Le Réseau national des acteurs de la chaîne de valeur des huîtres (RENACVAH) avec l’appui de la FAO, a célébré la Journée nationale de l’huitre. Une occasion saisie pour mettre en lumière les avancées du secteur ostréicole et les perspectives de transformation économique et sociale pour les communautés côtières. Cette journée marque une étape dans l’autonomisation de la filière.
« Les huîtres du Sénégal ne sont pas seulement une ressource halieutique ; elles sont un vecteur d’autonomisation, notamment pour les femmes », a déclaré le Dr Fatou Diouf, ministre des Pêches et de l’Économie maritime. Elle s’exprimait lors de la cérémonie de clôture de la journée nationale de l’Huître tenue à la Place du Souvenir.

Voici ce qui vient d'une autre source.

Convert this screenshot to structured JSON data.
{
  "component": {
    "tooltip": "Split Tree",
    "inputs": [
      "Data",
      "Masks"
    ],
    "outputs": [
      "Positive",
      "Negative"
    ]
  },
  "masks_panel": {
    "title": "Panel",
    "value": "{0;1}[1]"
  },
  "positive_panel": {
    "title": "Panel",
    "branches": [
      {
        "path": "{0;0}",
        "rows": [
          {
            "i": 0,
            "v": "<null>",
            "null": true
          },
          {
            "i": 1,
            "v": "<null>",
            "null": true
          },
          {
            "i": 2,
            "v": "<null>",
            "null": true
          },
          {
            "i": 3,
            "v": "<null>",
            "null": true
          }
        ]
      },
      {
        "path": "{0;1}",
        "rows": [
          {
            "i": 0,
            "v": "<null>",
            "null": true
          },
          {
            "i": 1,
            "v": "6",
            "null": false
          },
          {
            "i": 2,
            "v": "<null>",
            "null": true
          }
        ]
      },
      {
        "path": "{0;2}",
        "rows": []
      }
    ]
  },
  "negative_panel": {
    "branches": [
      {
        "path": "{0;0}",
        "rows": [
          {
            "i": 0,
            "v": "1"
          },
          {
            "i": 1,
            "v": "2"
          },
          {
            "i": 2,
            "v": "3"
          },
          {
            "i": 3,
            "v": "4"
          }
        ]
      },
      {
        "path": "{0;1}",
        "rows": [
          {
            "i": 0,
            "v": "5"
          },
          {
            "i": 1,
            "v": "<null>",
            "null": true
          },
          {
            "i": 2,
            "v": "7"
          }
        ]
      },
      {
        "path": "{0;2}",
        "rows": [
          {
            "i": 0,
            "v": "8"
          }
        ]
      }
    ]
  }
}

Selon la ministre, cette dimension sociale constitue en effet l’un des piliers du développement du secteur, où des milliers de ménages, principalement portés par des femmes, trouvent des sources de revenus à travers la collecte, la transformation et la commercialisation.
« Grâce à l’introduction de techniques d’ostréiculture durable, à l’amélioration des procédés de transformation, à la traçabilité et à la mise en conformité sanitaire, la filière se modernise, se professionnalise et conquiert de nouveaux marchés », se réjouit la ministre Diouf.
Elle insiste également sur la dimension écologique. Selon elle, les huîtres contribuent directement à la durabilité environnementale. Elles filtrent naturellement l’eau, participent à la restauration des mangroves et protègent les écosystèmes estuariens.« En protégeant l’huître, nous préservons nos côtes, notre biodiversité et l’avenir de nos communautés », relève-t-elle.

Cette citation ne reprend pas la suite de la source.